Rencontre avec l’influenceur qui tente de réhabiliter l’énergie atomique dans une Italie anti-nucléaire

Le gouvernement italien dit vouloir revenir sur la position antinucléaire historique du pays.

Oct 22, 2024 - 13:00

Pendant des années, Michele Governatori, spécialiste de l’énergie reconnu en Italie, a été régulièrement invité au lycée de sa fille. Il a tenté, et échoué, à capter l’attention des adolescents distraits.

Ensuite, il a débattu avec Avvocato atomico, l’avocat de l’atome, et ça l’a transformé en quelqu’un d’important.

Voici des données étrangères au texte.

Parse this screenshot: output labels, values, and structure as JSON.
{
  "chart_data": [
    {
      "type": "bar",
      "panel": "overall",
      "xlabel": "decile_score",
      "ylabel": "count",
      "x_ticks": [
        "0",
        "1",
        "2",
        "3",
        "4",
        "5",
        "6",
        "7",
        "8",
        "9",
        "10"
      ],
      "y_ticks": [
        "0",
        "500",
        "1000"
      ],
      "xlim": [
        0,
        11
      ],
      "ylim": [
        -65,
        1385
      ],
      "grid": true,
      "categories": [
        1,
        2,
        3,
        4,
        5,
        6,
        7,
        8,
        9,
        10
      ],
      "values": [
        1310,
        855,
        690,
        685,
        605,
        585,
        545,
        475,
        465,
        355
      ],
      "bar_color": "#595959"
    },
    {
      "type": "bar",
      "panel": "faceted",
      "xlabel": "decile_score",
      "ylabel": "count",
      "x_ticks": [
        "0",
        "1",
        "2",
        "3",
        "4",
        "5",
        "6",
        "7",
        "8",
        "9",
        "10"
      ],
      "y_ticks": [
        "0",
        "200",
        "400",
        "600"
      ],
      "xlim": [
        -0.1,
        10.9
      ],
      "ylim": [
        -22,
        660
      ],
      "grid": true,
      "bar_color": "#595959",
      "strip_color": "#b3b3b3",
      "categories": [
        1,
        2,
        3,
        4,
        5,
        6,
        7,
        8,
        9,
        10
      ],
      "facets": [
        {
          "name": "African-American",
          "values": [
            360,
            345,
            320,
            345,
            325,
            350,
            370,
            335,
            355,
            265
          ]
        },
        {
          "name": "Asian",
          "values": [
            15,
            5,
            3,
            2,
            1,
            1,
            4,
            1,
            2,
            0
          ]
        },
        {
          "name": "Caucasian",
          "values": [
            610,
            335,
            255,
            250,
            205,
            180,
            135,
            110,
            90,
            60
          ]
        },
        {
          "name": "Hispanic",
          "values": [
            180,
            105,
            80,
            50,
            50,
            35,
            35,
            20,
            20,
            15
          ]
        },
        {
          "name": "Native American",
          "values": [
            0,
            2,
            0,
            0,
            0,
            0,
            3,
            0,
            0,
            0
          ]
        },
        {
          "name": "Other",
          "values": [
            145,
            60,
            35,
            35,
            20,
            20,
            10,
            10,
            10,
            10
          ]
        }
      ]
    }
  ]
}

Avvocato atomico, ou Luca Romano dans la vraie vie, est un influenceur qui éveille numériquement une nouvelle génération d’Italiens aux opinions pro-nucléaires, un virage à 180 degrés par rapport à leurs parents et grands-parents, qui ont banni la source d’énergie non pas une fois, mais deux fois.

“Tout le monde dans la classe de ma fille connaissait Avvocato atomico”, raconte Michele Governatori, qui travaille pour le think tank Ecco. “Ma fille a commencé à me demander pourquoi l’Italie n’investissait pas dans l’énergie nucléaire pour résoudre la crise climatique.”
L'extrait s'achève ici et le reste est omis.